The flowing is our little list of propositions (predicates):
- Tom loves Lucy
- Chris loves Lucy but Lucy hates Chris
- Lucy loves either Tom or Chris (Lucy must love
one, we know it for sure!)
So we want to parse our conclusion that Lucy loves Tom. And first we
need to quickly construct our little graphical presentation by parsing the
nodes… And the result is as follows:
Our dictionary of terms:
Tom T
Lucy L
Chris C
We need to draw a minimum set of disjoint graphs.
So in the graph, the strait blue pointers represent direct connection
of two nodes with action label. And the curved separator represents a OR
condition with labeled action. Up to here we do need some more details in our
dictionary – we probably need a thesaurus to tell us what words are similar or
opposite, so we can tell that “love” and “hate” are opposite each other. And our conclusive test sentence: Does Lucy
Love Tom? We draw the test pointer in yellow…
So we go from node ‘L’, and we see that ‘L’ can either ‘Love’ Tom or
‘Love’ Chris; and ‘L’ Hate Chris. But can the yellow pointer be legal? From
here we test all joint edges (or arcs) to see if they are legal. This should be
a O(n) algorithm since we test each edge only once. But if we are to test Lucy Hates Tom –
presented in the red curved arrow, we shouldn’t be parsing all edges legally.

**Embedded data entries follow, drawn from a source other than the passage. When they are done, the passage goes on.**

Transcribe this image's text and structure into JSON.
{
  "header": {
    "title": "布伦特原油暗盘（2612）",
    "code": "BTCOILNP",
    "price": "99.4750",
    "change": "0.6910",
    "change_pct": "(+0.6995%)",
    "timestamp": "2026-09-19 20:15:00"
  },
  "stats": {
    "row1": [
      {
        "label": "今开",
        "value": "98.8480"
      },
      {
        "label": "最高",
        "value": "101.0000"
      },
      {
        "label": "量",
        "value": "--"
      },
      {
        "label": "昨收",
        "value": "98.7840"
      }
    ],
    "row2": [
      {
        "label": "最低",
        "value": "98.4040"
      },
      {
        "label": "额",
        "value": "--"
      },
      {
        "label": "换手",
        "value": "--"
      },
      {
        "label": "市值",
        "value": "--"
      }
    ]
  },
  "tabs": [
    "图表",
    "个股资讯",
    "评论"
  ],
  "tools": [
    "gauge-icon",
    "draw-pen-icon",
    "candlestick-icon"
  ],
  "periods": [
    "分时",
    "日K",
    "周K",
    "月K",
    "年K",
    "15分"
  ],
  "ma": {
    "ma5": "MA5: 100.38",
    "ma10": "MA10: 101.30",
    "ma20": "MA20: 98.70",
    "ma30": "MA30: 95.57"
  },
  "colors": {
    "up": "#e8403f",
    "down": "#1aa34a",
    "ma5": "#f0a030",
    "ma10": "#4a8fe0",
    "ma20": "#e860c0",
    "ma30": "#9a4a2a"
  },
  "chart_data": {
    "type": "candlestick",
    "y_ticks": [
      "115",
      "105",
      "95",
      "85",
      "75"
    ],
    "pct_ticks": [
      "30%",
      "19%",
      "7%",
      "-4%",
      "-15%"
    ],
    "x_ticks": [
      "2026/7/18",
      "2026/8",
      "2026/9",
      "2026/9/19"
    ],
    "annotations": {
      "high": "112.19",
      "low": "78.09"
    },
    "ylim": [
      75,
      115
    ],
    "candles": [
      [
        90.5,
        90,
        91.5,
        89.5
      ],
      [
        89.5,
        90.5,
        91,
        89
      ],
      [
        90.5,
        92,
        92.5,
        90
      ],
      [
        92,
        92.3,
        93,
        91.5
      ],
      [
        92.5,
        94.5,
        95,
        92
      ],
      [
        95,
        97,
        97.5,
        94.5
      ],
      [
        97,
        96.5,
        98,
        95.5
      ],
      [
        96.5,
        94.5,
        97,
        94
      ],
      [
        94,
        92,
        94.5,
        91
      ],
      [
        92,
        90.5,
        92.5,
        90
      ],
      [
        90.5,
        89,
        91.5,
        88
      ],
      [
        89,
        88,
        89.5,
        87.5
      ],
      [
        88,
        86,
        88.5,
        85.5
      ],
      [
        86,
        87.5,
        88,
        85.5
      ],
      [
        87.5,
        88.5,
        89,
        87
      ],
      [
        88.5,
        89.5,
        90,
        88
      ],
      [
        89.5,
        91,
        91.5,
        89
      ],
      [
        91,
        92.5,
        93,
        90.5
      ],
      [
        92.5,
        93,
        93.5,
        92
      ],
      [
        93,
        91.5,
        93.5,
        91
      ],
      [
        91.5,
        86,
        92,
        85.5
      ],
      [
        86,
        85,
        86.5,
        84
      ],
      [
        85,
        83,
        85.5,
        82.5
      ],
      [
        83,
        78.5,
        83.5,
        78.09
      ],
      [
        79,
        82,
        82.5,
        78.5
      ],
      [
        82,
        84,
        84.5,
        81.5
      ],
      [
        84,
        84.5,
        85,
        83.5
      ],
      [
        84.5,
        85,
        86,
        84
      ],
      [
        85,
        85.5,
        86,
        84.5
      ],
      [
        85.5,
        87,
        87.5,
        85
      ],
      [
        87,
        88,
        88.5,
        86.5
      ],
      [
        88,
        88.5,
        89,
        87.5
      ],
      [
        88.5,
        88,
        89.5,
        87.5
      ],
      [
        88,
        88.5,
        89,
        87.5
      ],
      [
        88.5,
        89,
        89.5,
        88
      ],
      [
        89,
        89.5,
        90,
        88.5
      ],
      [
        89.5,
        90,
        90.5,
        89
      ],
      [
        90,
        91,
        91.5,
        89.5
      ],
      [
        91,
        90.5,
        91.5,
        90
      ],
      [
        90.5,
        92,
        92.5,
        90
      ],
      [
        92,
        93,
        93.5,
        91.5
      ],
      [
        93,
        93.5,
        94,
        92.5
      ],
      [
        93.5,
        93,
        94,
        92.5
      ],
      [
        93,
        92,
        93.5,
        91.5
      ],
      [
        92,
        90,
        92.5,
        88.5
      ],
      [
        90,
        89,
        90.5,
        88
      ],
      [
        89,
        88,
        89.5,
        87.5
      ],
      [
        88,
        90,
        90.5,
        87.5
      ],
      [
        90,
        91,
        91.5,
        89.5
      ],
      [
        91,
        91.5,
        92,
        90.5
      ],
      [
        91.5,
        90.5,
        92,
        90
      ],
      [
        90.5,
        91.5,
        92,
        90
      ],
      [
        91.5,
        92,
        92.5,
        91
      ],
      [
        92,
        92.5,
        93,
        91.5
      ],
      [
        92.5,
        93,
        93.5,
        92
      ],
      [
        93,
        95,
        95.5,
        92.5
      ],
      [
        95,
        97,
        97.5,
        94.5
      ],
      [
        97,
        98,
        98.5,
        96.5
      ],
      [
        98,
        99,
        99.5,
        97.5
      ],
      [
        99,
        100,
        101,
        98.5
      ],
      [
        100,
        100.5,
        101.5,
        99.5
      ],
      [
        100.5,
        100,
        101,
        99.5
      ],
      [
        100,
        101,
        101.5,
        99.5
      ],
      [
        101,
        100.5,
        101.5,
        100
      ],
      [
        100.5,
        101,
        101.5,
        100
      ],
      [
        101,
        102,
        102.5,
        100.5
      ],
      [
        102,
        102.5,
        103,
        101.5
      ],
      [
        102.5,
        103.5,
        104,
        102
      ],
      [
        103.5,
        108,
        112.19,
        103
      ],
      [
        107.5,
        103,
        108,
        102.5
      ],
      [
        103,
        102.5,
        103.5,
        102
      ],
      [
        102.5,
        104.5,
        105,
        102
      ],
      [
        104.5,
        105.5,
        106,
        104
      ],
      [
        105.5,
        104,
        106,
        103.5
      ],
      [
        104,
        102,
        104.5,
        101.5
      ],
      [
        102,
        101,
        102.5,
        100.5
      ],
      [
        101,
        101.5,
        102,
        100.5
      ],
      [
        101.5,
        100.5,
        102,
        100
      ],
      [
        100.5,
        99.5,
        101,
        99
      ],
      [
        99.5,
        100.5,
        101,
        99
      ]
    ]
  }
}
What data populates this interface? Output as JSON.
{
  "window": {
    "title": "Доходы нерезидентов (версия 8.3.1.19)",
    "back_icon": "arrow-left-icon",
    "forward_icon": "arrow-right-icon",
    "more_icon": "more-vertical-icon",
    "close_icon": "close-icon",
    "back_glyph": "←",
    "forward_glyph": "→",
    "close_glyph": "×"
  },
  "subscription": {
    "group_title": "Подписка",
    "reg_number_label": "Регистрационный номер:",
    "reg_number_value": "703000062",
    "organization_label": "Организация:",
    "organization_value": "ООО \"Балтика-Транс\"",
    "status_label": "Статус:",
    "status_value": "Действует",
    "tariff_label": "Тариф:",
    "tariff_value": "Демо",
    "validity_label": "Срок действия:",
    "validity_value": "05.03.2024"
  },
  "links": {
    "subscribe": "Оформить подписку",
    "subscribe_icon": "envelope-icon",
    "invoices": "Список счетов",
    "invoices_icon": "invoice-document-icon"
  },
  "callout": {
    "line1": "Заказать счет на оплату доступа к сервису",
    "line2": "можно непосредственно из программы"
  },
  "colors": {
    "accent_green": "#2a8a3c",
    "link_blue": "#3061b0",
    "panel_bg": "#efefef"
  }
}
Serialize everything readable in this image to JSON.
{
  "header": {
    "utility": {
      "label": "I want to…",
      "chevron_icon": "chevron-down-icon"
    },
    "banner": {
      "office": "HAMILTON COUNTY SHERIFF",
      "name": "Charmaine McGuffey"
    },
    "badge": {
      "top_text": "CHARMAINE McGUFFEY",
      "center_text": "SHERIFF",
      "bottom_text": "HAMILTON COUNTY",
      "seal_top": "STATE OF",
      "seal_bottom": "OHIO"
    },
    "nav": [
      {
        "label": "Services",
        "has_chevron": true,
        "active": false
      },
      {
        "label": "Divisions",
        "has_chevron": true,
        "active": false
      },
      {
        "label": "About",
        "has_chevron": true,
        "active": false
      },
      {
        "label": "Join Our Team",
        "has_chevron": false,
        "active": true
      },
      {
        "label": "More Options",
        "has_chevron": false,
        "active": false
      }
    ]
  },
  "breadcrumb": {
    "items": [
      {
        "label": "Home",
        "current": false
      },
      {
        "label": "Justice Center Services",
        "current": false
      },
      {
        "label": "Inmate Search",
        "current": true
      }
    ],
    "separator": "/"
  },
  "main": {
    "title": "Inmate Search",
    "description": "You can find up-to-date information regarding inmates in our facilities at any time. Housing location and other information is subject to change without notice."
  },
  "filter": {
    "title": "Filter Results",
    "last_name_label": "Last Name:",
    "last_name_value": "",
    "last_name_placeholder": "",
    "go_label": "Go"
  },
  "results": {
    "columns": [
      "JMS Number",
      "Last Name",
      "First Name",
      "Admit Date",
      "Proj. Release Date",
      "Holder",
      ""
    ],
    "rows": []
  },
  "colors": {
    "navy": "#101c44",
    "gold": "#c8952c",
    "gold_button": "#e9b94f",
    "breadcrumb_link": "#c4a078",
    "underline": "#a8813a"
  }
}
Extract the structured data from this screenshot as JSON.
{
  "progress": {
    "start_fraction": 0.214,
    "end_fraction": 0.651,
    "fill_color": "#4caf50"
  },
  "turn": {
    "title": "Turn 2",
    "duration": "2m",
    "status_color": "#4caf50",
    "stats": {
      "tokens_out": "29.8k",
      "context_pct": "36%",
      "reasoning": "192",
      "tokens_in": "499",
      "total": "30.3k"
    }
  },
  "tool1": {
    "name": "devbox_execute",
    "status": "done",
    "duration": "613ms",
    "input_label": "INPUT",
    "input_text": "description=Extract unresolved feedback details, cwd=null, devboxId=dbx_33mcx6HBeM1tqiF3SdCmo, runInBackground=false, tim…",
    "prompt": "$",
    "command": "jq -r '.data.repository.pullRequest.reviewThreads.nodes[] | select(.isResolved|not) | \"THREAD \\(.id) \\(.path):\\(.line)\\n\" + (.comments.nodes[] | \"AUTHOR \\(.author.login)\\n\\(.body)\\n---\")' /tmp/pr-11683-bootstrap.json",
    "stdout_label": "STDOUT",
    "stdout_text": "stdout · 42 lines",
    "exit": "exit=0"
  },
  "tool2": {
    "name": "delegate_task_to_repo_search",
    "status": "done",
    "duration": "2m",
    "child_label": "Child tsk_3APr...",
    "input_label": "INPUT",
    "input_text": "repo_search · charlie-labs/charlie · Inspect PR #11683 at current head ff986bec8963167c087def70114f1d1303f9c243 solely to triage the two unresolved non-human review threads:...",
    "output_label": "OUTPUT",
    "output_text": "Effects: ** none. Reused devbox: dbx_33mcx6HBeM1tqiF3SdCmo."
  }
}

Because from here we will have these a contradiction: L (hate)-> T(e1); T
(love)-> L(e2); L either(love)->T or(love)->C(e3); (but e1 invalidates
L(hate)->C(e4). So this parse draws false conclusion for the test sentence.
And we also know by thesaurus and negation (PC) that Lucy Hates Tom is false
means Lucy Loves Tom is true. So both parses draw the same conclusion.
Using graphical presentation to solve logical reasoning may refer to
this method can be called a semantic network – because it solves with records
of knowledge.
In comparison of the two methods in the solving of simple logical
reasoning, we are comparing the compiling of objects in the parser project or
the depth, scope and simplicity of the semantic network. Both are competing methods
for the PC (predicate calculus). And both methodologies are important. Ina
regular scope, we definitely need a complete parser in future for the English
Language – which links dictionary, thesaurus, and translators will have a
universal impact. On the foundation of such, we explore the simplicity of the
semantic network so that extremely complicated reasoning can be construct and
evaluated in a compiling fashion that pushes AI reasoning simulation and AI
consultation schemes on the fly. As we build up our blocks of knowledge and
computation of the AI, we draw our attention onto the applications of which –
these conclusively are in the domain of semantic networks.